Apollo 8 Mission
Apollo 8 launched on 21 December 1968. Captain James A. Lovell Jr., USN, was command module pilot. This was the first mission to take humans to the vicinity of the moon. The mission lasted 6 days and 3 hours and included 10 moon orbits. Recovery was by HS-4 helicopters from USS Yorktown (CVS-10).

Apollo 8, the first manned mission to the moon, entered lunar orbit on Christmas Eve, 24 December 1968. That evening, the astronauts—Commander Frank Borman, Command Module Pilot Jim Lovell, and Lunar Module Pilot William Anders—held a live broadcast from lunar orbit, in which they showed pictures of the Earth and moon as seen from their spacecraft. Said Lovell, “The vast loneliness is awe inspiring and it makes you realize just what you have back there on Earth.” They ended the broadcast with the crew taking turns reading from the book of Genesis. (Image Credit: NASA)

Left: Apollo 8 capsule floating in the Pacific Ocean after splashdown, with one of the crewmembers being hoisted aboard the recovery helicopter. Right: Apollo 8 astronauts step off the recovery helicopter onto the deck of USS Yorktown. (Image Credits: NASA)

Left: Apollo 8 Commander Frank Borman addresses a joint session of Congress. Right: Apollo 8 Command Module at the Chicago Museum of Science and Industry. (Image Credit: Chicago Museum of Science and Industry)

This Apollo 8 reentry photograph was taken by U.S. Air Force ALOTS (Airborne Lightweight Optical Tracking System) camera mounted on a KC-135-A aircraft flown at 40,000 ft. altitude.
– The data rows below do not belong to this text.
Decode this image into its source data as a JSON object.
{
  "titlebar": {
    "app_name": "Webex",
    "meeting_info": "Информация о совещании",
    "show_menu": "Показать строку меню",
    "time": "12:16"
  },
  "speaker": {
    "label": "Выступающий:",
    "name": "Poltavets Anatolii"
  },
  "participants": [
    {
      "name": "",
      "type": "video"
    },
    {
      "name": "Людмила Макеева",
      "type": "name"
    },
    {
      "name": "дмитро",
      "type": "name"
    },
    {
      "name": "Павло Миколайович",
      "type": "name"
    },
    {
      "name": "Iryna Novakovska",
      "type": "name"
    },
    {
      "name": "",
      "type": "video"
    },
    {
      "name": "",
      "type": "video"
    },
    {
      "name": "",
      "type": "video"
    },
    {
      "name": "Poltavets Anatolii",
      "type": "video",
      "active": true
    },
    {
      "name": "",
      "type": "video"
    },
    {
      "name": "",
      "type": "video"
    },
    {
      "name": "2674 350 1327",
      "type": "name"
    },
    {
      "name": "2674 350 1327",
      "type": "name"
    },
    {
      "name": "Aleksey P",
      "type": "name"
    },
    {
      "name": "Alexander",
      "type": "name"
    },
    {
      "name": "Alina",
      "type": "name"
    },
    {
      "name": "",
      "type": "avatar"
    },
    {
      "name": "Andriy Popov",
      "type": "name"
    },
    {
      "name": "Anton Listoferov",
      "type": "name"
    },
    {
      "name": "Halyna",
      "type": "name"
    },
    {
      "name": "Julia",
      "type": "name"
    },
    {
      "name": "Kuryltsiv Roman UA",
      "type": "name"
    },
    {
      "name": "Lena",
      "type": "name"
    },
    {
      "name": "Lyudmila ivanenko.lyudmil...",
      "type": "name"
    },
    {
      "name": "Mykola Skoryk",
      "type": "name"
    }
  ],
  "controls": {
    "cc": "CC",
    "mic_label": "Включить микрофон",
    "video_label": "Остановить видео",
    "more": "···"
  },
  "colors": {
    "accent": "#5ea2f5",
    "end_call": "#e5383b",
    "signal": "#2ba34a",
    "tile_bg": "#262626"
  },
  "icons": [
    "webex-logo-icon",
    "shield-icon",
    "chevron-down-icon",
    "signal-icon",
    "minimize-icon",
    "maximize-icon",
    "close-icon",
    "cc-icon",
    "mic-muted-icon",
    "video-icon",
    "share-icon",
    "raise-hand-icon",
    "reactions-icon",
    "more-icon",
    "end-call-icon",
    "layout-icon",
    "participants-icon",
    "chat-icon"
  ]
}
Apollo 8 splashed down at 10:15 a.m., 27 December 1968, in the central Pacific approximately 1,000 miles south-southwest of Hawaii. (NASA Photo ID: S69-15592)

A U.S. Navy frogman team participates in the Apollo 8 recovery operations. (NASA Photo ID: S69-15732)

The Apollo 8 crew walks along Yorktown’s deck to ceremony greeting them on their return from their lunar orbit mission. (NASA Photo ID: S68-56328).